CONCERTI PER L'ORGANO ED ALTRI STROMENTI
Georg Frederick Handel's organ concertos are among those works which, despite their widespread popularity, have remained in some respects unknown: for one thing they have often been misunderstood by audiences from Handel's time right down to the present day, and for another, in the absence of critical study of the original sources, some of them have come down to us in considerably corrupted.
The Hamburg musical writer Johann Mattheson described Handel as the greatest organist of his time, comparable only with Johann Sebastian Bach. It is, therefore, all the more surprising that Handel was 49 before he wrote his first major works for organ, that no organ fugues, chorale preludes or other organ music in any of the traditional forms can be found among his works, and that his complete oeuvre of organ music consists of concertos which look at first sight as though they had been intended for the harpsichord.

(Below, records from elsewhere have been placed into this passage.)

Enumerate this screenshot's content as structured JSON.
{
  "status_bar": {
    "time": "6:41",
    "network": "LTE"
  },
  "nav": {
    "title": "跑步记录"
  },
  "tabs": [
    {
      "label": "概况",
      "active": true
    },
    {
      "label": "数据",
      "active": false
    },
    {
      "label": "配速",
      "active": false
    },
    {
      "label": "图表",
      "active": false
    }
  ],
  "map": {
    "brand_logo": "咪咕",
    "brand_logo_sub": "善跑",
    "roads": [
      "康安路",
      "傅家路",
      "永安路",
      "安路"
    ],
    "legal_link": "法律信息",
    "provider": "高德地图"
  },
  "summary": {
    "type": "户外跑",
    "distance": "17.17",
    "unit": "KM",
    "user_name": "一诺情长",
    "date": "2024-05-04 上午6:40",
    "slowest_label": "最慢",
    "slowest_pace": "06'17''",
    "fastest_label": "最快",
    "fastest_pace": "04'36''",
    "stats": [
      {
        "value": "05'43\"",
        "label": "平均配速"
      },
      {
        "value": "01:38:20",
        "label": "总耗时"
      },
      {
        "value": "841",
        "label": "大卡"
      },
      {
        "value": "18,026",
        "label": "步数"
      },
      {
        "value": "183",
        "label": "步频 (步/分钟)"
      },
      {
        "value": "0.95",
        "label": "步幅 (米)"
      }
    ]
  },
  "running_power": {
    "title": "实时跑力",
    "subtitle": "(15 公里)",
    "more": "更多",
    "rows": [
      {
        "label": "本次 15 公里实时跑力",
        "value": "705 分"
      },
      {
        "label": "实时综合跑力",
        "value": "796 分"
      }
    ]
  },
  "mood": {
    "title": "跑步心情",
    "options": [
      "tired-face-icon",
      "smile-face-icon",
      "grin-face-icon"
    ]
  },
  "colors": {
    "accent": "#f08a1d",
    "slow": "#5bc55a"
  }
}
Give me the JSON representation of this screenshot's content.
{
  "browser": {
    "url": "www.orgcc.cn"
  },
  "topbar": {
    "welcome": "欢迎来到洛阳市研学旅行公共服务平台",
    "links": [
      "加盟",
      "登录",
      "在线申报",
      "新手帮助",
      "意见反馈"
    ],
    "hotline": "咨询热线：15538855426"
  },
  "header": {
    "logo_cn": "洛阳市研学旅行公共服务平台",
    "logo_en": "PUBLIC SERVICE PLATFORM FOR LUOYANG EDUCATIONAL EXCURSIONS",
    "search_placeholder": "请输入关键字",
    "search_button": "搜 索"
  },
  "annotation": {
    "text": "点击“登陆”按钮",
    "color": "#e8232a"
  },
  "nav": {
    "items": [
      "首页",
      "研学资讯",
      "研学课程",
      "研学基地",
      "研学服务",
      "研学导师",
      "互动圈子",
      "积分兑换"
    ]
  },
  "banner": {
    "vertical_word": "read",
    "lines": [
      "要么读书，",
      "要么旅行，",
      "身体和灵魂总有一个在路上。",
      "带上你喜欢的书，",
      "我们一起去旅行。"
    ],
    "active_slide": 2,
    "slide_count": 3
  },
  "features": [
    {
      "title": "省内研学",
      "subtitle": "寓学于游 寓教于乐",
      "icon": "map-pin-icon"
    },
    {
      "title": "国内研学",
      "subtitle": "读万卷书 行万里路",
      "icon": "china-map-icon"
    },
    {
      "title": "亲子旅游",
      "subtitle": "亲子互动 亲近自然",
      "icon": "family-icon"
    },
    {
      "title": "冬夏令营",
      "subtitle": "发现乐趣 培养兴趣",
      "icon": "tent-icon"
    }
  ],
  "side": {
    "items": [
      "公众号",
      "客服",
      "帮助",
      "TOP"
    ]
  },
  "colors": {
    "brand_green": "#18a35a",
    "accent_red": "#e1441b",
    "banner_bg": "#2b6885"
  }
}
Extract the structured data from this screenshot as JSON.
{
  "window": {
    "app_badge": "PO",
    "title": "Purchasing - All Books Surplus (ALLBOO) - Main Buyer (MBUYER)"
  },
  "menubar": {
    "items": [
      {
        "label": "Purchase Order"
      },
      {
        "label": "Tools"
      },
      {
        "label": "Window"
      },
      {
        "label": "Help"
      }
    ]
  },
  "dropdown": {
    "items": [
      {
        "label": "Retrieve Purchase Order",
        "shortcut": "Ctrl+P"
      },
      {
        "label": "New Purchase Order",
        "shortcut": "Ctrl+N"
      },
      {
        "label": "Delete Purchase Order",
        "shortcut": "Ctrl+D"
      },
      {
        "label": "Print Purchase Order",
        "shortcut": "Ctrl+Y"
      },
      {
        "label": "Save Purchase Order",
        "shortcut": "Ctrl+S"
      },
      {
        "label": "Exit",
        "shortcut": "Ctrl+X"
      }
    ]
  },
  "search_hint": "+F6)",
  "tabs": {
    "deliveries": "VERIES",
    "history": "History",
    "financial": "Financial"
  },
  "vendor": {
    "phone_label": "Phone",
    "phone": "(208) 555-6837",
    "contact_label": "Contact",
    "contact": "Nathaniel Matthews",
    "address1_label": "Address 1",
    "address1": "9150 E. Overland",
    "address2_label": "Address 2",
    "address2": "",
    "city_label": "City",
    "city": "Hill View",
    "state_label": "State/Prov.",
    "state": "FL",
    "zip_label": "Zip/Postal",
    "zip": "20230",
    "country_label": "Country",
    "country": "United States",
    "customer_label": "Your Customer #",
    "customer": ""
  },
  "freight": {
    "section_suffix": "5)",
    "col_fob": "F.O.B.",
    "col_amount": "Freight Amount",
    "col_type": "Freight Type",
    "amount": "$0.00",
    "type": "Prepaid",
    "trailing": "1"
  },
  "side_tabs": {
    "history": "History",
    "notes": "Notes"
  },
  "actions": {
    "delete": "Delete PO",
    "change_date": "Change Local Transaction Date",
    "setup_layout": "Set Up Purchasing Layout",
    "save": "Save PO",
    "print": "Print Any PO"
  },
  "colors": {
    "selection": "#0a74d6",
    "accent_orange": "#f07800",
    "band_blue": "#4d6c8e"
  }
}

The reasons for this state of affairs are to be found in Handel's dependence on the Italian secular style, in the prevalence in England of organs without pedals and possessing few mixture stops, an in the fact that it was not until he gave his first concert performances of oratorios around 1735 that Handel felt the need of instrumental interludes, in which he could demonstrate his mastery of the organ - which was already required as a continuo instrument in the oratorio. The derivation of the organ concerto from the concerto grosso is demonstrated most clearly in the Concerto Op. 4 No. 3, the original version of which is dominated by a principal violin and principal cello, organ solo passages being restricted to the second movement. In a later arrangement Handel omitted the string concertino, and assigned a more prominent role to the organ.
Apart from a few exceptions Handel's organ concertos are chamber music, to be played on a positive organ which does not hamper the exercise of virtuosity in the playing of the solo part and the plastic shaping of the melodies, using registration generally restricted in solo passages to open and gedackt 8 ft. and 4 ft., and accompanied by an orchestra small enough to ensure that the tone of this chamber instrument will not be overwhelmed. Performances in churches, with the solo part played on a large organ, combined with a "spiritual misunderstanding" of these primarily secular concertos, have led to the erroneous public image of them as being sternly northern-Protestant in character, whereas in fact southern-classical serenity is most in evidence, provided that Handel's original intentions are observed. The impact which this music made on his contemporaries is summed up in the following poetic effusion:
When lo! the mighty man essay'd
The organ's heavenly breathing sound,
Things that inanimate were made,
Strait mov'd, and as inform'd were found.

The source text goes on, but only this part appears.